Anything Your Little Heart Desires by Patricia Bosworth

Anything Your Little Heart Desires by Patricia Bosworth

Author:Patricia Bosworth [Bosworth, Patricia]
Language: eng
Format: epub
ISBN: 978-1-4532-4500-2
Publisher: Open Road Media
Published: 2012-09-15T00:00:00+00:00


CHAPTER 19

HE WAS STARTING TO keep a frantic pace; the pills and liquor fueled him. He was in and out of Hollywood a lot; he had attracted some new clients in Los Angeles, so he rented a small office near the Brown Derby. He told us he might have a movie deal for his book Behind the Silken Curtain—Edward G. Robinson might option the property and Dore Schary might produce it at RKO. But nothing ever materialized. In the meantime, he and Robert Kenny recruited new members for the Progressive Citizens of America (PCA) and sponsored a series of seminars to air opposition to Truman’s loyalty programs. They were alarmed at the outcome of the closed hearings HUAC had organized at the Biltmore Hotel in May to investigate charges that Communists were infiltrating Hollywood.

Committee chair J. Parnell Thomas and committee member Richard Nixon had secretly been interviewing “friendly witnesses,” like Screen Actors Guild president Ronald Reagan and Ginger Rogers’s mother, Lela, who had objected to her daughter having to say the line, “share and share alike, that’s democracy,” in a movie called Tender Comrade by screenwriter Dalton Trumbo. And not only that, the FBI fed them raw file data on various “politically subversive” actors and writers. As a result, Reagan and Rogers could denounce dozens of their colleagues, calling them “un-American.”

Their testimony was leaked to the press along with the committee’s allegation that “flagrant Communist propaganda films had been produced during the war at the request of President Roosevelt.”

Some people thought the secret hearings were merely a ploy to grab headlines and get publicity for HUAC. The very name “Hollywood” conjured up images of loose living and wild politics.

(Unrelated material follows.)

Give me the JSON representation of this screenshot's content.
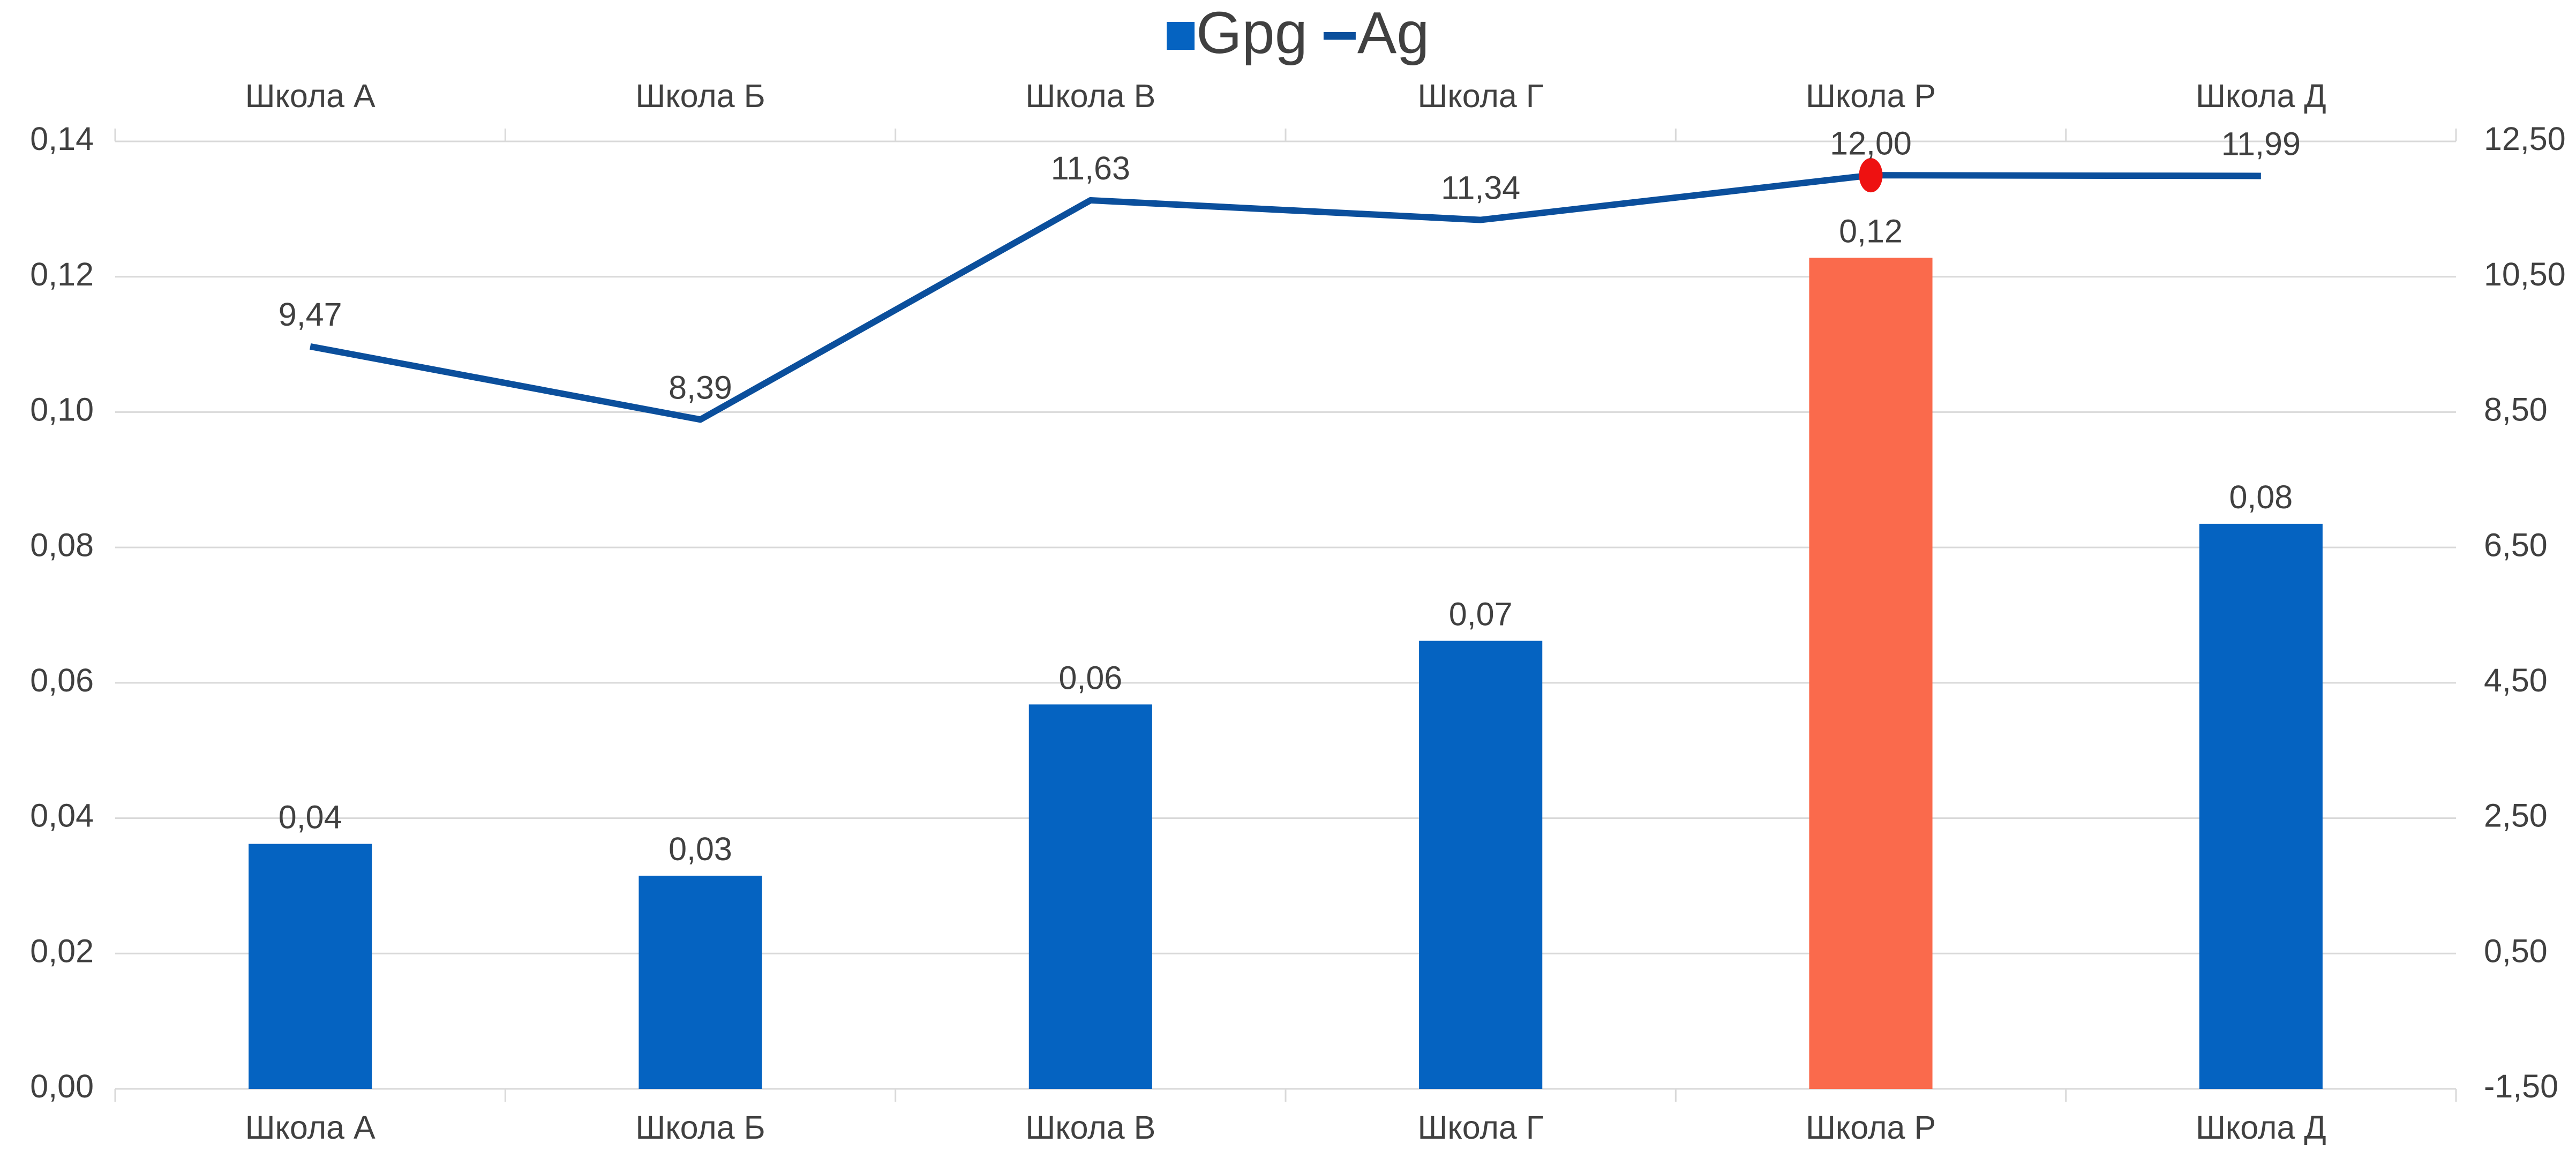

But there was a growing fear among liberals like my father and Kenny that HUAC’s aim was ever more sinister, that their “nosing around,” as Daddy put it, could be the beginning of both thought control and censorship.

One of the names that kept surfacing as an “unfriendly witness” was that of the controversial German playwright Bertolt Brecht, author of The Threepenny Opera. He was in Hollywood at the time of the hearings, rehearsing his production of Galileo, starring Charles Laughton. The play was about the dropping of the atomic bomb on Japan and man’s responsibility to man; it was also about political intimidation.

Daddy got it into his head that my brother and I had to see this play; it was so important. He brought us down one weekend—Mama stayed behind in San Francisco.

I remember nothing about the production except that the theater, which was in Santa Monica, was as hot as an oven. Los Angeles was experiencing a deadly heat wave, so Bart and I were bathed in sweat as we watched Charles Laughton as the great scientist Galileo, confronted by a grand inquisition and then conceding to the powers that be in order to save his skin. Many in the audience, including my father, thought the play was a mirror image of the Hollywood hearings.